Rectrix, 610 F.3d at 13. The Court of Appeals, like
this court, read this statutory language as broadly
reflective of the Legislature's "purpose to allow
the suppression of competition." Id. The First
Circuit also noted that the Massachusetts statute expressly
rejected the suppression of competition in one specific area
of operations (transportation to and from airports),
indicating that it contemplated the lawful suppression of
competition in others.
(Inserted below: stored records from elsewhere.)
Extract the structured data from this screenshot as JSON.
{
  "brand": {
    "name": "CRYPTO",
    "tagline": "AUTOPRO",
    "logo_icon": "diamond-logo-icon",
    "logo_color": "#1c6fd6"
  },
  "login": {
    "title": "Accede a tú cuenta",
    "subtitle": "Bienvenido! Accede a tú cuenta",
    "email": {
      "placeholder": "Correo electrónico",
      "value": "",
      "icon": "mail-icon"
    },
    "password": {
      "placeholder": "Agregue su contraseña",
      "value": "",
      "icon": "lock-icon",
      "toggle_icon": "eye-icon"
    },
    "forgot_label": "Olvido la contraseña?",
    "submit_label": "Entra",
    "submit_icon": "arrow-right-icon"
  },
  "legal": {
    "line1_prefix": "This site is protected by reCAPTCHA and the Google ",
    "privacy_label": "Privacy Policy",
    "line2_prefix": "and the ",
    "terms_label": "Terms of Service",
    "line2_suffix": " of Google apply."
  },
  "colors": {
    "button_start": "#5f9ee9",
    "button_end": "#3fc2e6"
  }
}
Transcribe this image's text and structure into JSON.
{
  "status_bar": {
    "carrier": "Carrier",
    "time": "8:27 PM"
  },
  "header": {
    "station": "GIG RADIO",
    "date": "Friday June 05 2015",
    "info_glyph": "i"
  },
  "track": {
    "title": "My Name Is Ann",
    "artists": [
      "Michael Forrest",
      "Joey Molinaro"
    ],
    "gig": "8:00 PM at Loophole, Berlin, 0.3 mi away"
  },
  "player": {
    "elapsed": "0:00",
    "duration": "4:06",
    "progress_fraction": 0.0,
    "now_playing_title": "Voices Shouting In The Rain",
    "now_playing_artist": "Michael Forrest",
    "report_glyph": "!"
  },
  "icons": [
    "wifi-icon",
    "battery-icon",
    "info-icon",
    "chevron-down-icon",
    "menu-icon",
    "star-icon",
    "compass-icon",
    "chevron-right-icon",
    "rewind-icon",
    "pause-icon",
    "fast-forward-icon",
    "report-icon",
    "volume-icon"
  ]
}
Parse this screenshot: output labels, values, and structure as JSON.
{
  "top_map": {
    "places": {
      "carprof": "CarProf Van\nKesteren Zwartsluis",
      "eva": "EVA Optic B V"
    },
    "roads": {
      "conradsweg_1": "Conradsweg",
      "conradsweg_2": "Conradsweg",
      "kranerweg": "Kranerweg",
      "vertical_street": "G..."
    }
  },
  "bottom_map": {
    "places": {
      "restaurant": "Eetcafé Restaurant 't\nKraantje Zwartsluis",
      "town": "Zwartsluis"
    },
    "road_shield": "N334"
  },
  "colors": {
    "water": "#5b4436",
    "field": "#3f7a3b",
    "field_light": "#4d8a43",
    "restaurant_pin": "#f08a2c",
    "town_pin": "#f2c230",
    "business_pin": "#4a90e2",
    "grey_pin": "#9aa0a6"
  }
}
Id. (citing Mass. Gen. Laws
ch. 90, § 51M).
to cast doubt on the continuing validity of Rectrix,
BEH cites a more recent Supreme Court municipal antitrust
decision, Fed. Trade Comm'n v. Phoebe Putney Health
Sys., 133 S.Ct. 1003 (2013). In Phoebe Putney,
the Supreme Court held that a Georgia state law permitting
municipalities to create local Hospital Authorities vested
with the power to acquire or lease property, set rates for
services, to sue and be sued, borrow money, and otherwise
exercise the powers of a private corporation, stopped short
of an express delegation of the authority to act
anticompetitively by failing the clear-articulation test.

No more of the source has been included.